Wheel packages compliant with [manylinux] tags ... can be installed with pip 8.1 and later.

That was it. So my plan is to include pip-9 in the wheels repo, and install that first, then continue with the rest of the wheels.

Change 386898 had a related patch set uploaded (by Awight; owner: Awight):
[research/ores/wheels@master] Add pip 9 wheel, to let us install multilinux wheels.

https://gerrit.wikimedia.org/r/386898

Change 386898 merged by Halfak:
[research/ores/wheels@master] Add pip 9 wheel, to let us install multilinux wheels.

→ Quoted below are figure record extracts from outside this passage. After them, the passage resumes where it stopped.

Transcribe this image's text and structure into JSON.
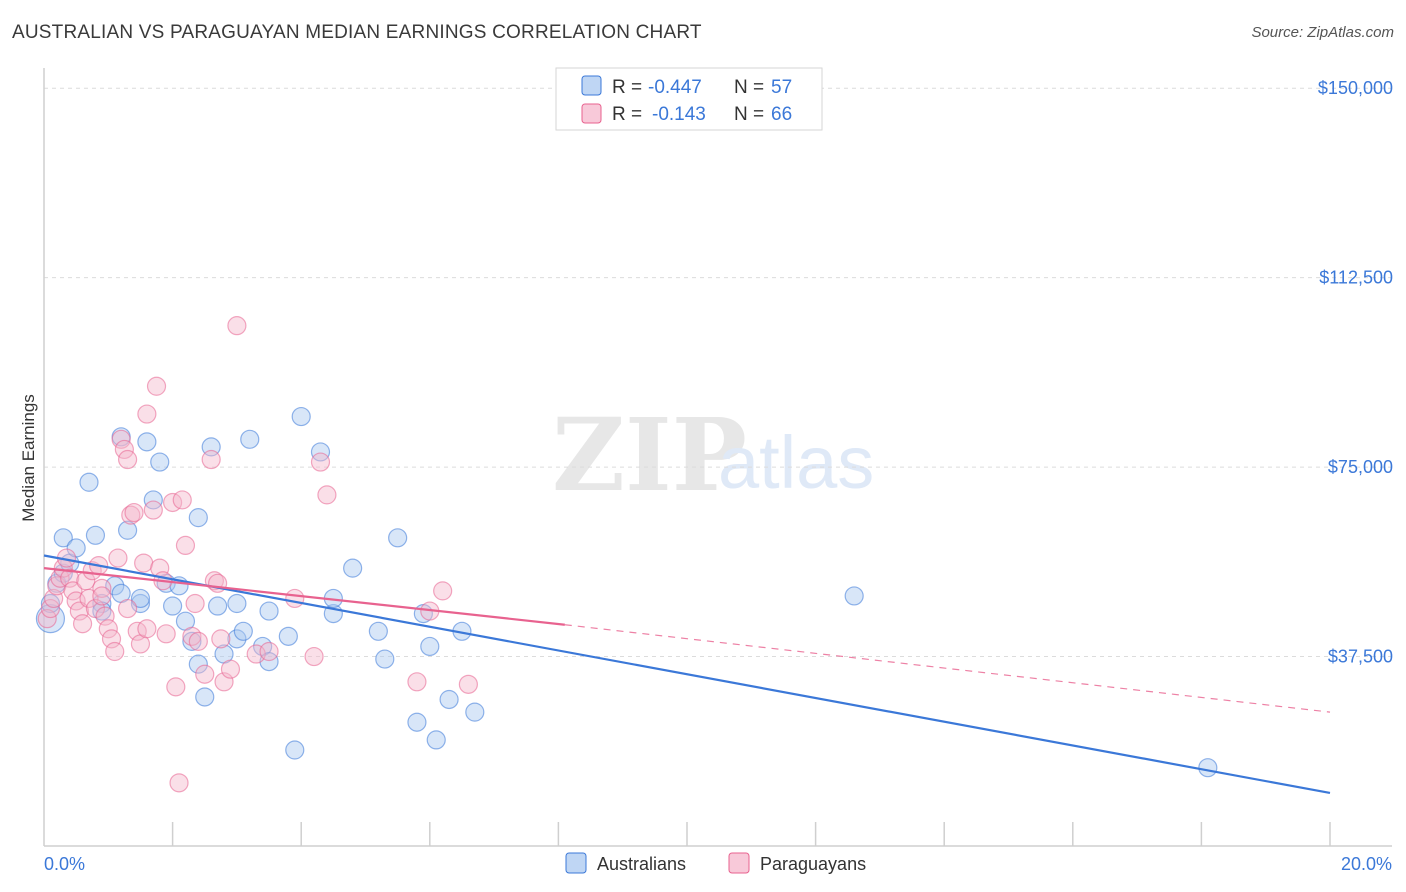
{
  "title": "AUSTRALIAN VS PARAGUAYAN MEDIAN EARNINGS CORRELATION CHART",
  "source": "Source: ZipAtlas.com",
  "watermark": {
    "zip": "ZIP",
    "atlas": "atlas"
  },
  "colors": {
    "blue": "#3b78d8",
    "blue_fill": "#a9c8f0",
    "pink": "#e8628f",
    "pink_fill": "#f5b7cc",
    "grid": "#dcdcdc",
    "axis_text": "#3b78d8"
  },
  "legend": {
    "rows": [
      {
        "r_label": "R =",
        "r_value": "-0.447",
        "n_label": "N =",
        "n_value": "57",
        "series": "Australians"
      },
      {
        "r_label": "R =",
        "r_value": "-0.143",
        "n_label": "N =",
        "n_value": "66",
        "series": "Paraguayans"
      }
    ]
  },
  "chart_data": {
    "type": "scatter",
    "title": "AUSTRALIAN VS PARAGUAYAN MEDIAN EARNINGS CORRELATION CHART",
    "xlabel": "",
    "ylabel": "Median Earnings",
    "xlim": [
      0,
      20
    ],
    "ylim": [
      0,
      154000
    ],
    "x_tick_labels": [
      "0.0%",
      "20.0%"
    ],
    "y_ticks": [
      37500,
      75000,
      112500,
      150000
    ],
    "y_tick_labels": [
      "$37,500",
      "$75,000",
      "$112,500",
      "$150,000"
    ],
    "legend_position": "bottom-center",
    "series": [
      {
        "name": "Australians",
        "r": -0.447,
        "n": 57,
        "trend": {
          "x": [
            0,
            20
          ],
          "y": [
            57500,
            10500
          ],
          "style": "solid"
        },
        "points": [
          [
            0.1,
            45000
          ],
          [
            0.1,
            48000
          ],
          [
            0.2,
            52000
          ],
          [
            0.3,
            61000
          ],
          [
            0.3,
            54000
          ],
          [
            0.4,
            56000
          ],
          [
            0.5,
            59000
          ],
          [
            0.7,
            72000
          ],
          [
            0.8,
            61500
          ],
          [
            0.9,
            48000
          ],
          [
            0.9,
            46500
          ],
          [
            1.1,
            51500
          ],
          [
            1.2,
            50000
          ],
          [
            1.2,
            81000
          ],
          [
            1.3,
            62500
          ],
          [
            1.5,
            48000
          ],
          [
            1.5,
            49000
          ],
          [
            1.6,
            80000
          ],
          [
            1.7,
            68500
          ],
          [
            1.8,
            76000
          ],
          [
            1.9,
            52000
          ],
          [
            2.0,
            47500
          ],
          [
            2.1,
            51500
          ],
          [
            2.2,
            44500
          ],
          [
            2.3,
            40500
          ],
          [
            2.4,
            36000
          ],
          [
            2.4,
            65000
          ],
          [
            2.5,
            29500
          ],
          [
            2.6,
            79000
          ],
          [
            2.7,
            47500
          ],
          [
            2.8,
            38000
          ],
          [
            3.0,
            41000
          ],
          [
            3.0,
            48000
          ],
          [
            3.1,
            42500
          ],
          [
            3.2,
            80500
          ],
          [
            3.4,
            39500
          ],
          [
            3.5,
            46500
          ],
          [
            3.5,
            36500
          ],
          [
            3.8,
            41500
          ],
          [
            3.9,
            19000
          ],
          [
            4.0,
            85000
          ],
          [
            4.3,
            78000
          ],
          [
            4.5,
            46000
          ],
          [
            4.5,
            49000
          ],
          [
            4.8,
            55000
          ],
          [
            5.2,
            42500
          ],
          [
            5.3,
            37000
          ],
          [
            5.5,
            61000
          ],
          [
            5.8,
            24500
          ],
          [
            5.9,
            46000
          ],
          [
            6.0,
            39500
          ],
          [
            6.1,
            21000
          ],
          [
            6.3,
            29000
          ],
          [
            6.5,
            42500
          ],
          [
            6.7,
            26500
          ],
          [
            12.6,
            49500
          ],
          [
            18.1,
            15500
          ]
        ]
      },
      {
        "name": "Paraguayans",
        "r": -0.143,
        "n": 66,
        "trend": {
          "x": [
            0,
            8.1,
            20
          ],
          "y": [
            55000,
            43800,
            26500
          ],
          "solid_until": 8.1
        },
        "points": [
          [
            0.05,
            45000
          ],
          [
            0.1,
            47000
          ],
          [
            0.15,
            49000
          ],
          [
            0.2,
            51500
          ],
          [
            0.25,
            53000
          ],
          [
            0.3,
            55000
          ],
          [
            0.35,
            57000
          ],
          [
            0.4,
            53000
          ],
          [
            0.45,
            50500
          ],
          [
            0.5,
            48500
          ],
          [
            0.55,
            46500
          ],
          [
            0.6,
            44000
          ],
          [
            0.65,
            52500
          ],
          [
            0.7,
            49000
          ],
          [
            0.75,
            54500
          ],
          [
            0.8,
            47000
          ],
          [
            0.85,
            55500
          ],
          [
            0.9,
            51000
          ],
          [
            0.95,
            45500
          ],
          [
            1.0,
            43000
          ],
          [
            1.05,
            41000
          ],
          [
            1.1,
            38500
          ],
          [
            1.15,
            57000
          ],
          [
            1.2,
            80500
          ],
          [
            1.25,
            78500
          ],
          [
            1.3,
            76500
          ],
          [
            1.35,
            65500
          ],
          [
            1.4,
            66000
          ],
          [
            1.45,
            42500
          ],
          [
            1.5,
            40000
          ],
          [
            1.55,
            56000
          ],
          [
            1.6,
            85500
          ],
          [
            1.7,
            66500
          ],
          [
            1.75,
            91000
          ],
          [
            1.8,
            55000
          ],
          [
            1.85,
            52500
          ],
          [
            1.9,
            42000
          ],
          [
            2.0,
            68000
          ],
          [
            2.05,
            31500
          ],
          [
            2.1,
            12500
          ],
          [
            2.15,
            68500
          ],
          [
            2.2,
            59500
          ],
          [
            2.3,
            41500
          ],
          [
            2.35,
            48000
          ],
          [
            2.4,
            40500
          ],
          [
            2.5,
            34000
          ],
          [
            2.6,
            76500
          ],
          [
            2.65,
            52500
          ],
          [
            2.7,
            52000
          ],
          [
            2.75,
            41000
          ],
          [
            2.8,
            32500
          ],
          [
            2.9,
            35000
          ],
          [
            3.0,
            103000
          ],
          [
            3.3,
            38000
          ],
          [
            3.5,
            38500
          ],
          [
            3.9,
            49000
          ],
          [
            4.2,
            37500
          ],
          [
            4.3,
            76000
          ],
          [
            4.4,
            69500
          ],
          [
            5.8,
            32500
          ],
          [
            6.0,
            46500
          ],
          [
            6.2,
            50500
          ],
          [
            6.6,
            32000
          ],
          [
            1.3,
            47000
          ],
          [
            0.9,
            49500
          ],
          [
            1.6,
            43000
          ]
        ]
      }
    ]
  },
  "bottom_legend": {
    "items": [
      "Australians",
      "Paraguayans"
    ]
  }
}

https://gerrit.wikimedia.org/r/386898

Change 386901 had a related patch set uploaded (by Awight; owner: Awight):
[mediawiki/services/ores/deploy@master] Install pip 9 to allow us to use multilinux wheels

https://gerrit.wikimedia.org/r/386901

Change 386901 merged by Halfak:
[mediawiki/services/ores/deploy@master] Install pip 9 to allow us to use multilinux wheels

https://gerrit.wikimedia.org/r/386901

Not quite complete: my pip hack left ores-beta in a broken state, the issue seems to be that upgrading pip doesn't correctly update the binary in venv/bin/pip, so that became unusable and incompatible with the installed pip library.

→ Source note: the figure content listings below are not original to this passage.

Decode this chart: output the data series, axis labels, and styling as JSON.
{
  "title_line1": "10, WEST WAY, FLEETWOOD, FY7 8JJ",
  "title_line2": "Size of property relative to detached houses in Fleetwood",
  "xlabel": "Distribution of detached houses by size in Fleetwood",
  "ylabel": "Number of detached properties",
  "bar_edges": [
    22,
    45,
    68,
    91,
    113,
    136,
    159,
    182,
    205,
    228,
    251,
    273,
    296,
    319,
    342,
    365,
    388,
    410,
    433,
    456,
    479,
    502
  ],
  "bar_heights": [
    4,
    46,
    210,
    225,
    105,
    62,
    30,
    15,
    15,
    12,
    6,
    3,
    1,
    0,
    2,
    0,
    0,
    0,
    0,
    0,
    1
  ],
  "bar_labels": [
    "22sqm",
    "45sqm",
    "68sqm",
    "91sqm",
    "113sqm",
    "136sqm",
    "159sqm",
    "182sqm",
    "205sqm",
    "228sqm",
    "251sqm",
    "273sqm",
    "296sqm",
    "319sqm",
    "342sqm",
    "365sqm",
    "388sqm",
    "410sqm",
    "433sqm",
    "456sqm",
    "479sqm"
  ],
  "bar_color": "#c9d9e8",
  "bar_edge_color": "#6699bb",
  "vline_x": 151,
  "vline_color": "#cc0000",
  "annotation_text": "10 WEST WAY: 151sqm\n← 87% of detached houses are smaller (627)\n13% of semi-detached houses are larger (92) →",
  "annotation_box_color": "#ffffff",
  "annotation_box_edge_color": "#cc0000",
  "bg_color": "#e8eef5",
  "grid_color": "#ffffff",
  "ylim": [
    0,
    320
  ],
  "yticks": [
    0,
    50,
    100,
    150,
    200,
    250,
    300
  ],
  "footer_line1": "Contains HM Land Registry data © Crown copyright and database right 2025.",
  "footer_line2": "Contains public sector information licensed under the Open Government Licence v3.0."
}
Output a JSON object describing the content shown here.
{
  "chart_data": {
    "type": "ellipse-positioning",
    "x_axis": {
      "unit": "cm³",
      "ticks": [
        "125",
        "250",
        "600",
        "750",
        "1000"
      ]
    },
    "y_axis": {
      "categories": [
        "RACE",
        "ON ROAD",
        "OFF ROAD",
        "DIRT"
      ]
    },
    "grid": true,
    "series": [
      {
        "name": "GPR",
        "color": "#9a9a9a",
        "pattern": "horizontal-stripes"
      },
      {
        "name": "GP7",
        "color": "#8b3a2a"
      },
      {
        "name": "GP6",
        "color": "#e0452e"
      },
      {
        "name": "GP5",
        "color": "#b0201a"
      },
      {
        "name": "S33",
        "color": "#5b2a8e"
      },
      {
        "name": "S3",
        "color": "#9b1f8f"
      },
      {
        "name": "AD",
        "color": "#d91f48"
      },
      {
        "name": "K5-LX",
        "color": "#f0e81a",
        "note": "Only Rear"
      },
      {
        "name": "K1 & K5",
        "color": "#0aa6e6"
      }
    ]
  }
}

Once this is solved, we need to test the upgrade from the revscoring 1.x stable deployment, to the new code, especially keeping an eye to how the virtualenv is rebuilt.

Change 387613 had a related patch set uploaded (by Awight; owner: Awight):
[mediawiki/services/ores/deploy@master] Remove the virtualenv directory each time

https://gerrit.wikimedia.org/r/387613

Change 387619 had a related patch set uploaded (by Awight; owner: Awight):
[mediawiki/services/ores/deploy@master] Remove the virtualenv directory each time

https://gerrit.wikimedia.org/r/387619

Change 387622 had a related patch set uploaded (by Awight; owner: Awight):
[mediawiki/services/ores/deploy@STABLE_REVSCORING_1] Remove the virtualenv directory each time

https://gerrit.wikimedia.org/r/387622

Change 387613 abandoned by Awight:
Remove the virtualenv directory each time

https://gerrit.wikimedia.org/r/387613

Change 387619 merged by Ladsgroup:
[mediawiki/services/ores/deploy@master] Remove the virtualenv directory each time

https://gerrit.wikimedia.org/r/387619

Change 387622 merged by Ladsgroup:
[mediawiki/services/ores/deploy@STABLE_REVSCORING_1] Remove the virtualenv directory each time

https://gerrit.wikimedia.org/r/387622

Looks like this is working nicely. I'm moving it to the done column.